Because right now, you know, if I look at people, there are people that are doing kind of the outcome, the ethical concern there, there are people that are strictly algorithmically focused in terms of solving problems. And yet, if I'm understanding you correctly, you need to be able to fuse all these together, it sounds like so that that works. Yeah, I think the last thing you want and you probably experienced this yourself is that AI ethics people leaning over the shoulder of the AI practitioners and whiting their finger and say, no, you're a bad person. Right?

It doesn't work. So what we have to do actually is to get people to understand that this is just how you do AI. Right? You know, when civil engineers design bridges, there's not a bunch of bridge designers and then a bunch of ethicists say, oh, by the way, you have to make sure it doesn't fall over.

Right? It's just, of course it's not supposed to fall over. It wouldn't be a bridge if it just fell over. Right?

You know, and similarly, you know, nuclear engineers who design nuclear power stations, there isn't, you know, another discipline of people who care about safety and then the nuclear engineers don't care about safety. And they just want to generate lots of energy, right? It doesn't work that way. We want to generate energy.

We can just set up lots of bombs. That's cheap and cheerful. Gets past was red tape and all that crap. So I think there should be a strong incentive to just design systems this way because they won't fall down.

Right? The, you know, the example I use in a lot of talks is that, you know, your domestic robot, if it's designed this way, won't cook the cat for dinner because there is, you know, because the fridge is empty, because it would say, well, I'm in my real idea of cooking the cat, but dinner solves the problem of lack of food. But I'm uncertain about perhaps the cat has sentimental value. And so I shouldn't cook it.

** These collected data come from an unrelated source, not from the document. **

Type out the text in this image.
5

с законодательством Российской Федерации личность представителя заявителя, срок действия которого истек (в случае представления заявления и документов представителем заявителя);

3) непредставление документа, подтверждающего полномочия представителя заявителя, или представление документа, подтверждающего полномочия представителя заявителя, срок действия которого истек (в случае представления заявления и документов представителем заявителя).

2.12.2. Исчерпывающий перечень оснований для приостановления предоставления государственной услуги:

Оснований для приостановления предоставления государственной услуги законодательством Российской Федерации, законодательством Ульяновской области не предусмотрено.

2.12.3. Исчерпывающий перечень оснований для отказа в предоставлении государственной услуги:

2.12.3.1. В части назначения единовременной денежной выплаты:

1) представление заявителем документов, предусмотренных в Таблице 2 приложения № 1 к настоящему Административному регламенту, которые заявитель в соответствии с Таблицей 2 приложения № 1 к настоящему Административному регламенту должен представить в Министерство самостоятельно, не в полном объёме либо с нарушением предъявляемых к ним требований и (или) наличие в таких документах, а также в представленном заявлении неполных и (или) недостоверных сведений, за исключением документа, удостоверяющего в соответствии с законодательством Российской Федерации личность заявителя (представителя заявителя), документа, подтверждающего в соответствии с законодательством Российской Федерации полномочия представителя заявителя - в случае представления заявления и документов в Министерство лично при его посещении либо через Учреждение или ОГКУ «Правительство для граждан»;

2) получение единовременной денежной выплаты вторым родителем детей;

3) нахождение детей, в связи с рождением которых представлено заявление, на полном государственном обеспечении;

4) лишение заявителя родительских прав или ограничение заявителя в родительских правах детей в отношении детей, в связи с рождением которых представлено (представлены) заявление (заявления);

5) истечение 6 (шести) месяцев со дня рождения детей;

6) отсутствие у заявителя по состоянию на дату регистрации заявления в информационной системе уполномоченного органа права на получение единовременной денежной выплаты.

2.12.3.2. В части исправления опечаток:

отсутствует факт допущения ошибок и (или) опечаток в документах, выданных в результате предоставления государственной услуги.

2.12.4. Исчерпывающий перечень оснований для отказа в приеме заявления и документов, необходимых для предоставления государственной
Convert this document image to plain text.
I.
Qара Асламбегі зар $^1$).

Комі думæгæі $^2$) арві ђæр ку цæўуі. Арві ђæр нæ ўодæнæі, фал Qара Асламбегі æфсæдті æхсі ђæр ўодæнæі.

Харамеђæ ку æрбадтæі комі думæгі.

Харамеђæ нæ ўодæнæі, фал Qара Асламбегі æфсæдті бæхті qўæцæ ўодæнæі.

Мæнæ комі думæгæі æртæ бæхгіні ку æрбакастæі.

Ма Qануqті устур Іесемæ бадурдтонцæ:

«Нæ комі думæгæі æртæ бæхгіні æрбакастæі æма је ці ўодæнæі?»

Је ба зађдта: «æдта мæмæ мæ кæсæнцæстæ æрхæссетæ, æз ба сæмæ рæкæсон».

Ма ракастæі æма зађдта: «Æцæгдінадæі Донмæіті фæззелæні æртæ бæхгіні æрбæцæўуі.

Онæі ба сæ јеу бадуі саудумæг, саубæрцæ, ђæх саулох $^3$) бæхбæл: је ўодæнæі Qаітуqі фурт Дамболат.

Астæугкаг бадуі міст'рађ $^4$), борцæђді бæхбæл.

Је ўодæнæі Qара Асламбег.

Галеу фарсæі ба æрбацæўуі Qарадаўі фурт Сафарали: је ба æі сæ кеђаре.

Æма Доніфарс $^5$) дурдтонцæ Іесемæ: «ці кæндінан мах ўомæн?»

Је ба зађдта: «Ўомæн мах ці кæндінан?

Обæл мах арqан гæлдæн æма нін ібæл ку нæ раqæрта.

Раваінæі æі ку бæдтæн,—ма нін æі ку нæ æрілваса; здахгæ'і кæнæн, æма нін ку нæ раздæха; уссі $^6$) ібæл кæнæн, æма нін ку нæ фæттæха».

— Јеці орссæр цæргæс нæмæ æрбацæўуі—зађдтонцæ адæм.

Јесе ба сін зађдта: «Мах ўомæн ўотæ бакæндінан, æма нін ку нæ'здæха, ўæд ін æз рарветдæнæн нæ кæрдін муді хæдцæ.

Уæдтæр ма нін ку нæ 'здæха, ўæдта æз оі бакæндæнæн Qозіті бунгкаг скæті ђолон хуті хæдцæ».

I should ask permission before I cook it, right? So you get better behavior out of your AI systems. And so they'll be economically more valuable. They'll incur far less in the way of liability insurance and so on.

So there's that. But I also think that we at some point will need regulation because there will always be just as there is with malware, there's a tend to temptation to just bypass safety and all the rest, just in terms of immediate grasping. And so as a is is become more and more capable and potentially powerful, they need to be regulated more and more strictly just as we do with nuclear power stations. Sure.

And I would imagine that's not just at a national level, but they'll have to be a body of international law because you have different parts of the world, different countries have different values that they bring to play and some are going to care more about these kinds of outcomes and others. I guess I wanted to finish up with, you know, you have all these students looking to you and they're coming in and they are starting the careers out in this field. You have people like me who are a little bit older and we are we are trying to constantly retool and stay up with the field and you've really you've kind of shifted in this conversation that we've just had you've really shifted how I'm looking at the future and the things that need. How does a practitioner or student that's about to be a practitioner kind of tool themselves today beyond just the current state of deep learning because that's you know where all the focus is right now.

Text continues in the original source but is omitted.